In September 2007 Myers and Southerland began meeting one Saturday a month to paint, often taking a break in the afternoon to shop and go out to eat, before returning to paint more.

The LifeShare Foundation offered them the LifeShare house on the campus of the Mississippi School for the Deaf and Blind to use as their collective art space. The foundation is a private non-profit organization that seeks to meet the needs of at-risk or underprivileged children in Mississippi. Built in 2000, the LifeShare house is "like the Ronald McDonald House" for parents of students at the School for the Deaf and Blind, according to Bob Crisler, LifeShare director of assistive technology.

Crisler had known the Myers family from the time Claire began doing a work study-type program in high school at the LifeShare Foundation. Claire acted as a test subject for Crisler's latest software development project for people with limited verbalization. It was Crisler who suggested Myers use the LifeShare house as a weekend painting studio, and after seeing her work, he encouraged Myers to make her passion into her profession.

"Charlotte showed me (Myers' work) and I said, 'Well, Charlotte, this would be a great job that Claire could create for herself when school is out. … What an inspiration that can be to other people to see somebody doing something that you don't really think they can do. But she does it, and does a fine job of it. And that was really the beginning of ArtShare," Crisler says.

It wasn't long before Katy Anderson, another student with limited verbalization from Greenville, joined in on the Saturday painting sessions. Charlotte Myers taught the other mothers how to track their daughters' work, and each artist began to develop their own voice through their pieces.

"It's fun," Charlotte Myers says. "It instills confidence, and they learn from each other—they love to watch what the other one is doing, sometimes almost too much—and they just enjoy being together. … They interpret things through their work."

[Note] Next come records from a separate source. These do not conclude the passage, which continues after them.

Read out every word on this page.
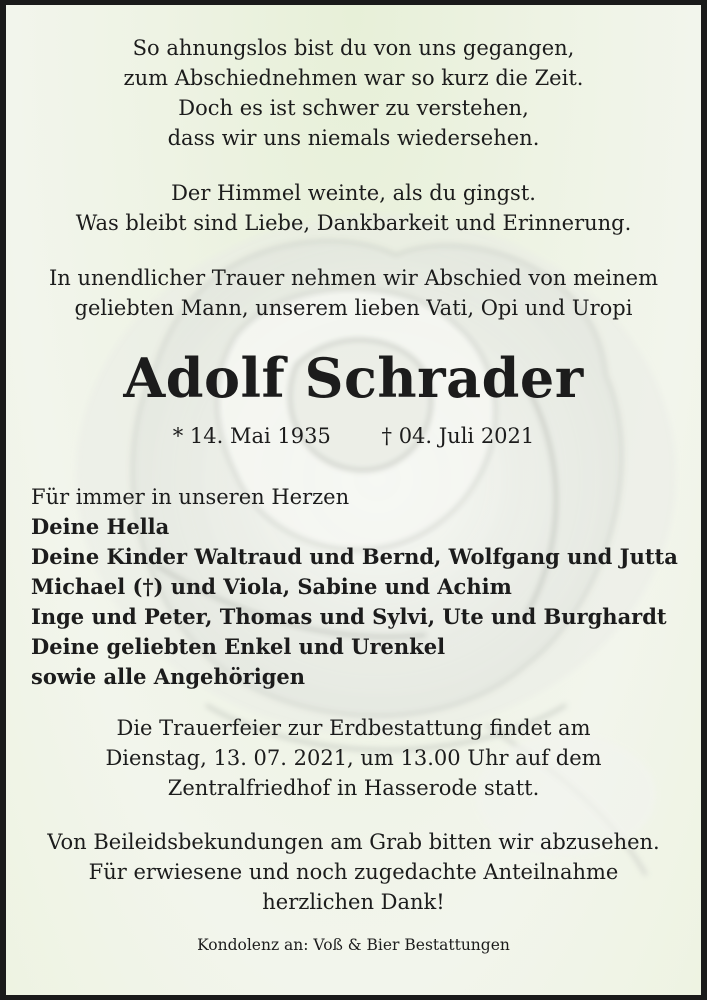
So ahnungslos bist du von uns gegangen,
zum Abschiednehmen war so kurz die Zeit.
Doch es ist schwer zu verstehen,
dass wir uns niemals wiedersehen.
Der Himmel weinte, als du gingst.
Was bleibt sind Liebe, Dankbarkeit und Erinnerung.
In unendlicher Trauer nehmen wir Abschied von meinem
geliebten Mann, unserem lieben Vati, Opi und Uropi
Adolf Schrader
* 14. Mai 1935 † 04. Juli 2021
Für immer in unseren Herzen
Deine Hella
Deine Kinder Waltraud und Bernd, Wolfgang und Jutta
Michael (†) und Viola, Sabine und Achim
Inge und Peter, Thomas und Sylvi, Ute und Burghardt
Deine geliebten Enkel und Urenkel
sowie alle Angehörigen
Die Trauerfeier zur Erdbestattung findet am
Dienstag, 13. 07. 2021, um 13.00 Uhr auf dem
Zentralfriedhof in Hasserode statt.
Von Beileidsbekundungen am Grab bitten wir abzusehen.
Für erwiesene und noch zugedachte Anteilnahme
herzlichen Dank!
Kondolenz an: Voß & Bier Bestattungen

In March 2008, Crisler approached the Mississippi Arts Center with the three artists' work, and on Sunday, Sept. 7, "ArtShare—Three Artists" opened in the upper atrium of the center.

'Get To Work'
Red dots marked the captions of most of Myers' paintings at the exhibit's opening reception. During the first two hours of the show, she had already sold nine canvases. The first piece she ever painted, "One," displays a fire-engine-red background with color splotches across the upper left corner of the canvas. One lone white strip of paint runs diagonally from left to right, contrasting the chaotic greens and blues of the other splotches. Upon seeing it, several people pleaded with Don and Charlotte Myers to sell it, but it was not for sale.

While several people were interested in Southerland's work, she was apprehensive at first about letting her work go. "After she met the woman buying the piece, she was OK with it," her mother Tina Southerland said at the reception. The woman who bought the piece was Mary Kitchens, Don Myers' cousin. "She kind of put a face with the purchase, so I think that helped," Charlotte Myers says.

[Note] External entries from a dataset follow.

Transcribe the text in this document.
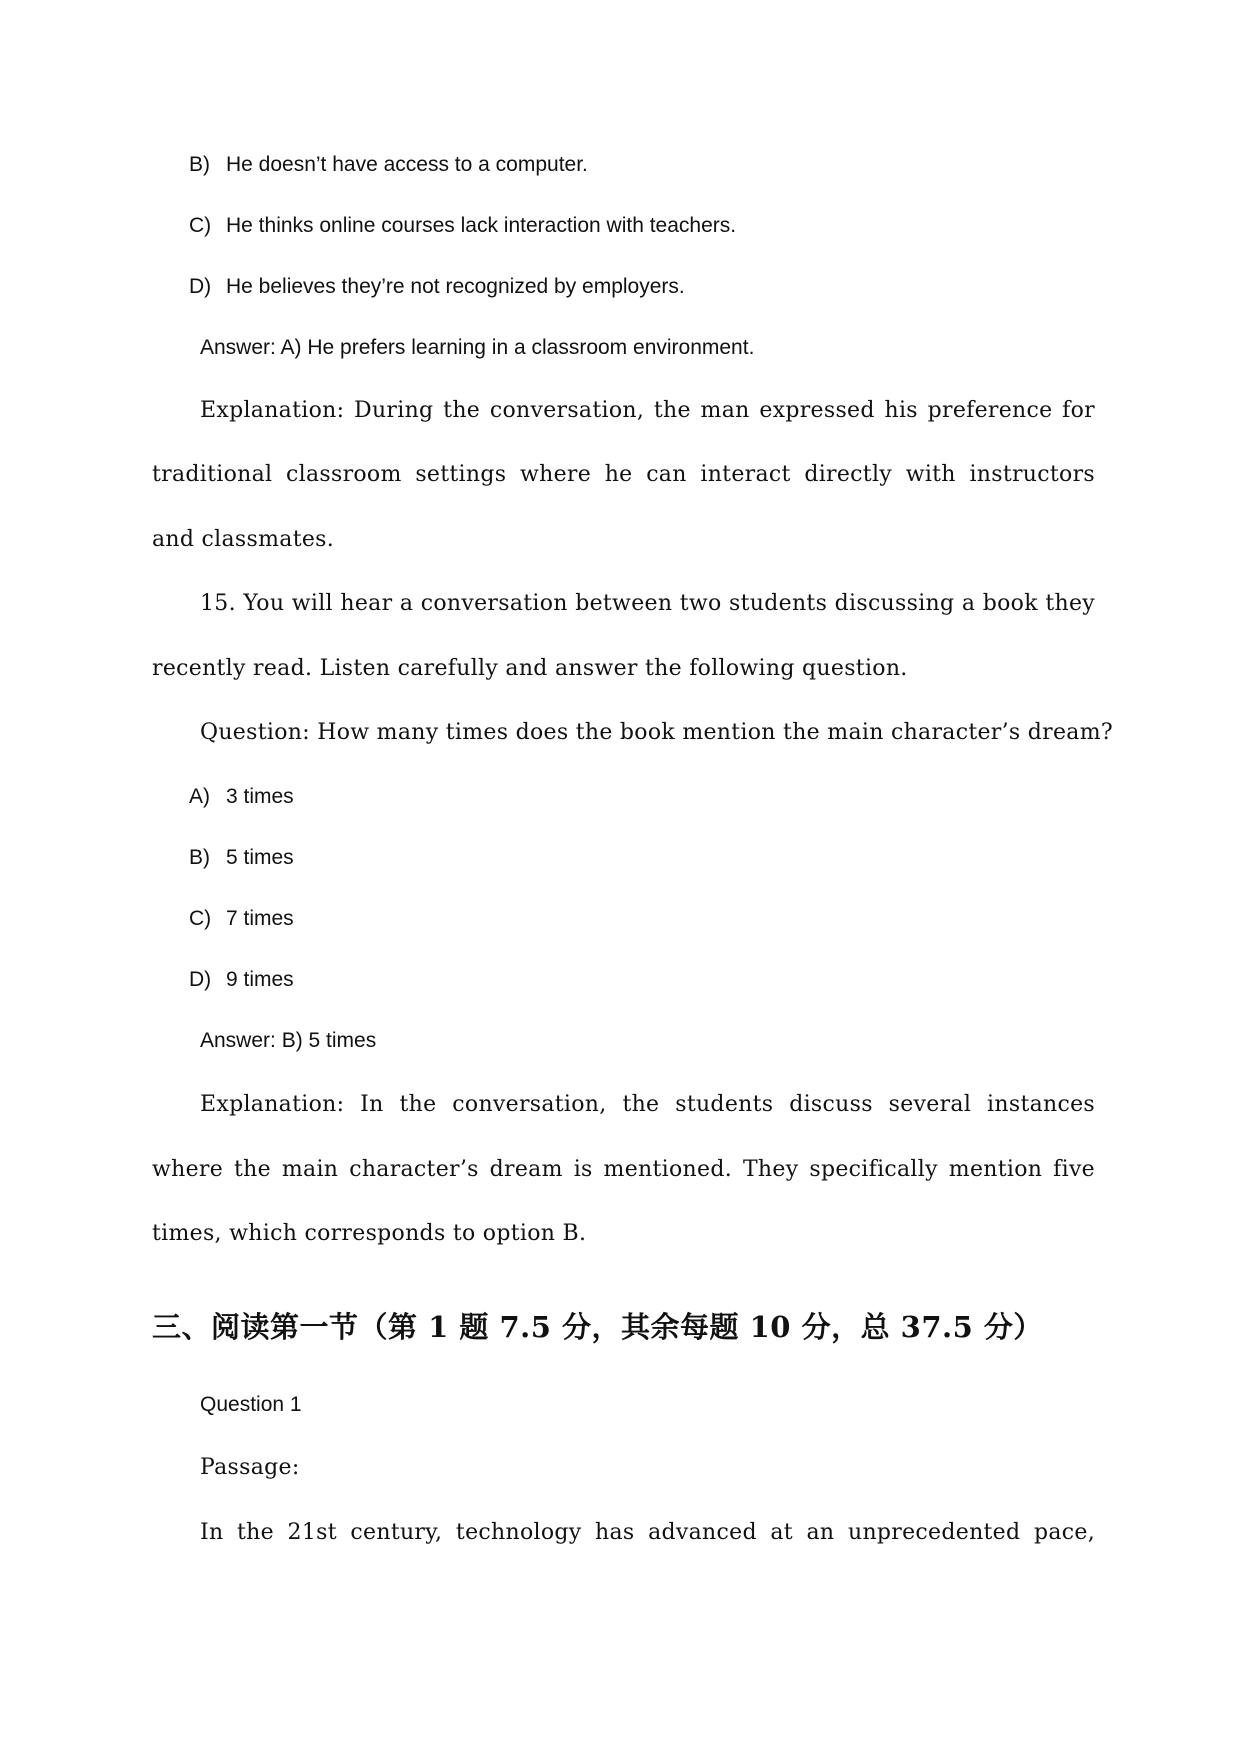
B) He doesn’t have access to a computer.
C) He thinks online courses lack interaction with teachers.
D) He believes they’re not recognized by employers.
Answer: A) He prefers learning in a classroom environment.
Explanation: During the conversation, the man expressed his preference for
traditional classroom settings where he can interact directly with instructors
and classmates.
15. You will hear a conversation between two students discussing a book they
recently read. Listen carefully and answer the following question.
Question: How many times does the book mention the main character’s dream?
A) 3 times
B) 5 times
C) 7 times
D) 9 times
Answer: B) 5 times
Explanation: In the conversation, the students discuss several instances
where the main character’s dream is mentioned. They specifically mention five
times, which corresponds to option B.
三、阅读第一节（第 1 题 7.5 分，其余每题 10 分，总 37.5 分）
Question 1
Passage:
In the 21st century, technology has advanced at an unprecedented pace,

Myers and Southerland painted two of the pieces hanging in the exhibit together.

After wandering in and out of the exhibition rooms, Myers' grandmother, 85-year-old Helen Putnam, stops in front of one of her granddaughter's paintings, which a man is admiring from nearby. "I'm the artist's grandmother," she tells him proudly. Putnam explains to him that art is in Myers' genes.

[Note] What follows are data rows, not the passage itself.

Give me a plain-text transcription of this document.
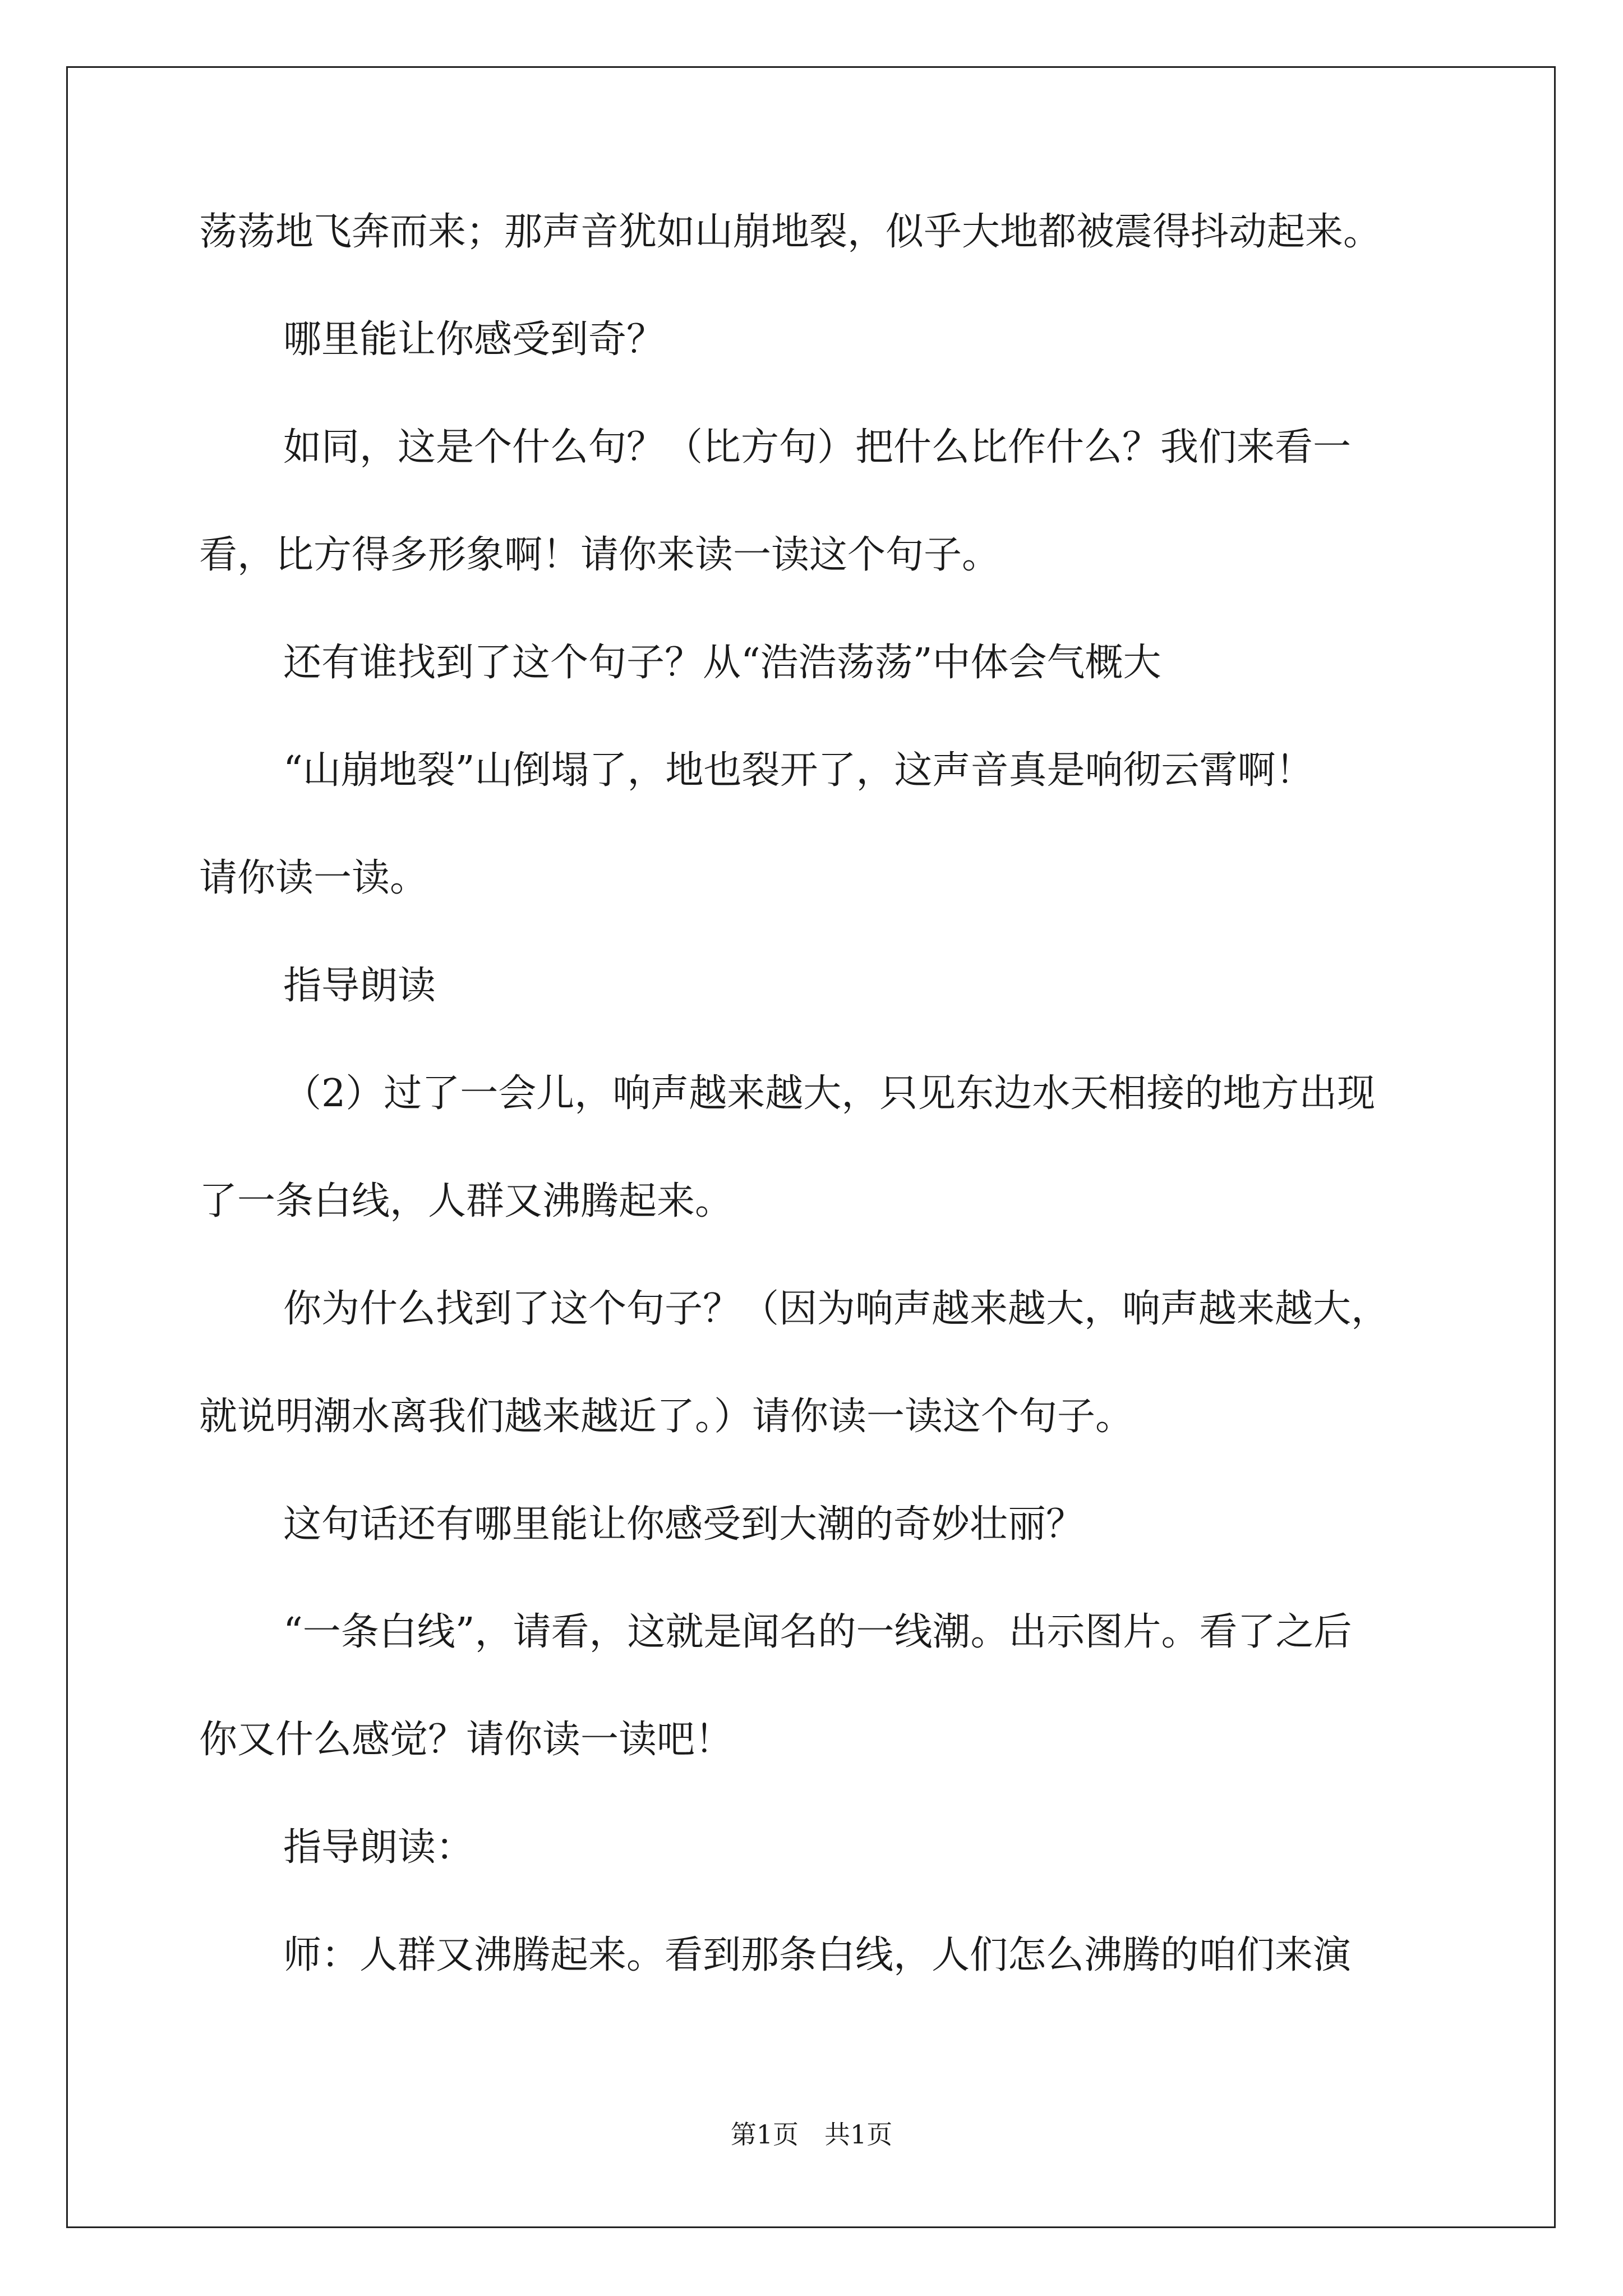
荡荡地飞奔而来；那声音犹如山崩地裂，似乎大地都被震得抖动起来。
哪里能让你感受到奇？
如同，这是个什么句？（比方句）把什么比作什么？我们来看一
看，比方得多形象啊！请你来读一读这个句子。
还有谁找到了这个句子？从“浩浩荡荡”中体会气概大
“山崩地裂”山倒塌了，地也裂开了，这声音真是响彻云霄啊！
请你读一读。
指导朗读
（2）过了一会儿，响声越来越大，只见东边水天相接的地方出现
了一条白线，人群又沸腾起来。
你为什么找到了这个句子？（因为响声越来越大，响声越来越大，
就说明潮水离我们越来越近了。）请你读一读这个句子。
这句话还有哪里能让你感受到大潮的奇妙壮丽？
“一条白线”，请看，这就是闻名的一线潮。出示图片。看了之后
你又什么感觉？请你读一读吧！
指导朗读：
师：人群又沸腾起来。看到那条白线，人们怎么沸腾的咱们来演
第1页　共1页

Myers' great-grandmother was an artist and seamstress; her grandfather was a sign painter; her aunt, Sharon Grinspan, is a mixed-media artist and photographer; Charlotte Myers did interior design; and Putnam was a calligrapher and graphic artist for the Memphis Commercial Appeal.

"I always worked in black-and-white, working for the newspaper, and now look at what she has done with color," Putnam marvels, raising her index finger to "One."

Looking around the room at all the red "for sale" stickers, Charlotte Myers sighs. "We've got to get to work," she says to Claire, smiling.